Sob pressão internacional, presidente da Rússia aproveita os holofotes para mostrar seu lado estadista

Putin usa festa para melhorar imagem

Kevin Lamarque/Reuters
O presidente russo, Vladimir Putin, mostra o painel de seu carro, um Volga modelo 1956, ao presidente dos EUA, George W. Bush


MÁRCIO SENNE DE MORAES
ENVIADO ESPECIAL A MOSCOU

Sob pressão internacional e em meio a disputas com líderes de outras ex-repúblicas soviéticas, o presidente da Rússia, Vladimir Putin, pretende usar as comemorações de hoje, quando os russos lembram a vitória na Grande Guerra Patriótica (Segunda Guerra Mundial), para melhorar sua imagem no exterior, avaliam especialistas ouvidos pela Folha.
A festa pelo fim da guerra, comemorado na Rússia em 9 de maio, não na véspera (como no Ocidente), porque a rendição nazista foi anunciada na URSS neste dia, "dará a Putin a chance de mostrar seu lado estadista" ante diversos líderes globais num momento em que enfrenta dificuldades na cena internacional, diz Lilia Shevtsova, autora de "Putin's Russia" (a Rússia de Putin).
Afinal, estarão presentes à cerimônia na praça Vermelha -ponto alto da festa que ocorre hoje-, entre muitos outros, o presidente dos EUA, George W. Bush, o recém-reeleito premiê do Reino Unido, Tony Blair, o presidente da Franca, Jaques Chirac, o da China, Hu Jintao, o chanceler (premiê) da Alemanha, Gerhard Schröder, e o premiê do Japão, Junichiro Koizumi.
"Putin encontra-se numa situação controversa. De um lado, ataca a ingerência do Ocidente, sobretudo dos EUA, em assuntos russos para agradar ao público doméstico. De outro, busca mostrar que é um chefe de Estado de estatura global e que faz parte do clube europeu. Obviamente, não é fácil harmonizar as duas posições", analisou Shevtsova, considerada uma das mais influentes analistas políticas russas.
A realidade geopolítica russa atual não é confortável para Putin. A centralização de poder por ele empreendida nos últimos dois anos passou a ser criticada pelos EUA e, em menor escala, pela Europa nos últimos meses. Ademais, ex-repúblicas soviéticas, que, tradicionalmente, faziam parte da zona de influência russa, atravessam um momento de transformações políticas.

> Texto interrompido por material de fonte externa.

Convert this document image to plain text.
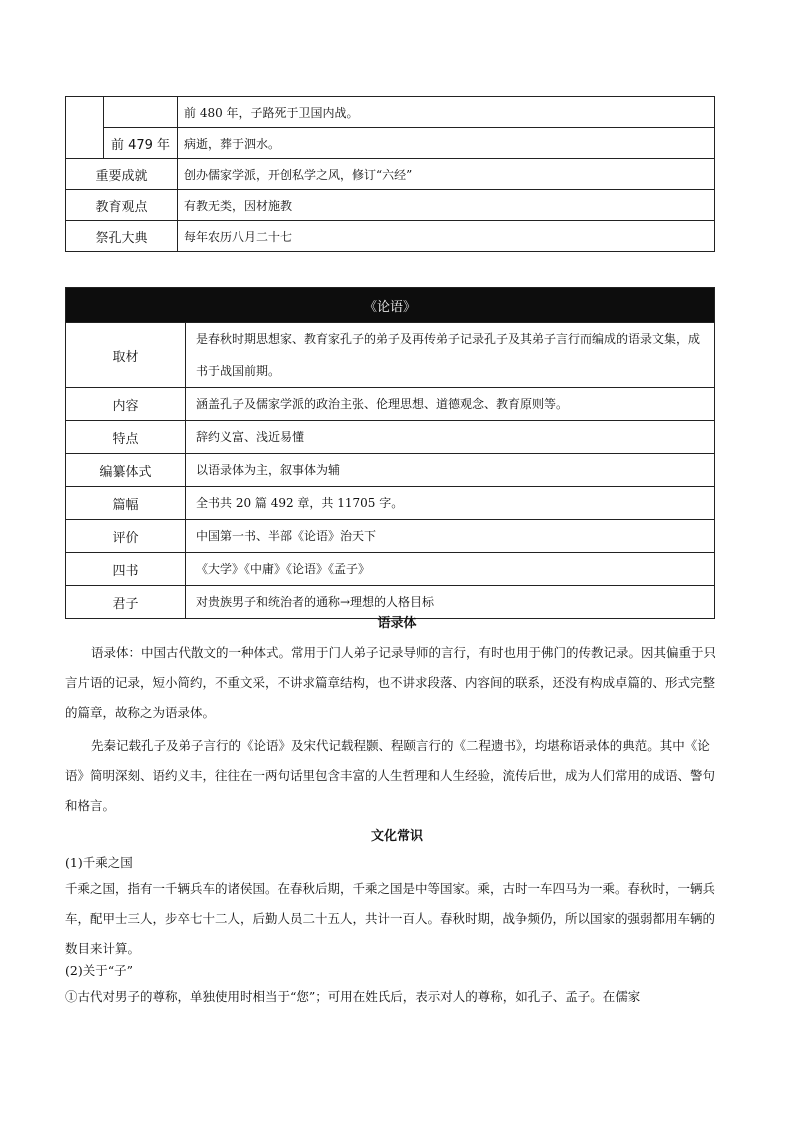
		前 480 年，子路死于卫国内战。
	前 479 年	病逝，葬于泗水。
重要成就		创办儒家学派，开创私学之风，修订“六经”
教育观点		有教无类，因材施教
祭孔大典		每年农历八月二十七
《论语》	
取材	是春秋时期思想家、教育家孔子的弟子及再传弟子记录孔子及其弟子言行而编成的语录文集，成书于战国前期。
内容	涵盖孔子及儒家学派的政治主张、伦理思想、道德观念、教育原则等。
特点	辞约义富、浅近易懂
编纂体式	以语录体为主，叙事体为辅
篇幅	全书共 20 篇 492 章，共 11705 字。
评价	中国第一书、半部《论语》治天下
四书	《大学》《中庸》《论语》《孟子》
君子	对贵族男子和统治者的通称→理想的人格目标
语录体

语录体：中国古代散文的一种体式。常用于门人弟子记录导师的言行，有时也用于佛门的传教记录。因其偏重于只言片语的记录，短小简约，不重文采，不讲求篇章结构，也不讲求段落、内容间的联系，还没有构成卓篇的、形式完整的篇章，故称之为语录体。

先秦记载孔子及弟子言行的《论语》及宋代记载程颢、程颐言行的《二程遗书》，均堪称语录体的典范。其中《论语》简明深刻、语约义丰，往往在一两句话里包含丰富的人生哲理和人生经验，流传后世，成为人们常用的成语、警句和格言。

文化常识

(1)千乘之国

千乘之国，指有一千辆兵车的诸侯国。在春秋后期，千乘之国是中等国家。乘，古时一车四马为一乘。春秋时，一辆兵车，配甲士三人，步卒七十二人，后勤人员二十五人，共计一百人。春秋时期，战争频仍，所以国家的强弱都用车辆的数目来计算。

(2)关于“子”

①古代对男子的尊称，单独使用时相当于“您”；可用在姓氏后，表示对人的尊称，如孔子、孟子。在儒家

Três delas, a Geórgia, a Ucrânia e a Moldova, passaram nos últimos anos a privilegiar suas relações com o Ocidente, principalmente com a Europa, deixando para trás sua antiga aliança com Moscou.
"O Ocidente suspeita de certas atitudes de Putin, como o fim das eleições para governador das 89 regiões russas. Contudo, o simples fato de que tantos líderes mundiais aceitem participar das comemorações em Moscou significa que há razões geopolíticas maiores que unem os interesses russos aos ocidentais. Na verdade, não interessa a ninguém transformar a Rússia num inimigo, já que a cooperação de Moscou em temas como a prevenção da proliferação de armas ou a contenção das intenções belicosas da Coréia do Norte ou do Irã é vital", avaliou Harley Balzer, autor de vários livros sobre a Rússia.
A expansão da União Européia para países do antigo bloco comunista só agora começa a ser verdadeiramente digerida por Moscou. Vale lembrar que alguns desses Estados, como a Polônia, estão entre os mais duros críticos das políticas do Kremlin. A ausência nas comemorações do 9 de Maio dos líderes da Lituânia e da Estônia, que entraram na UE em maio passado, e da Geórgia, ilustra a tensão entre o Kremlin e algumas ex-repúblicas soviéticas, que acham que o fim da guerra marcou o início do jugo soviético.
Todavia, isso não significa que EUA e Europa venham a tentar isolar a Rússia. "Putin, Bush e os líderes são políticos pragmáticos e sabem que é mais importante manter boas relações para enfrentar os desafios comuns, como o terrorismo. Não se deve esperar, contudo, uma mudança política real na Rússia", disse Shevtsova.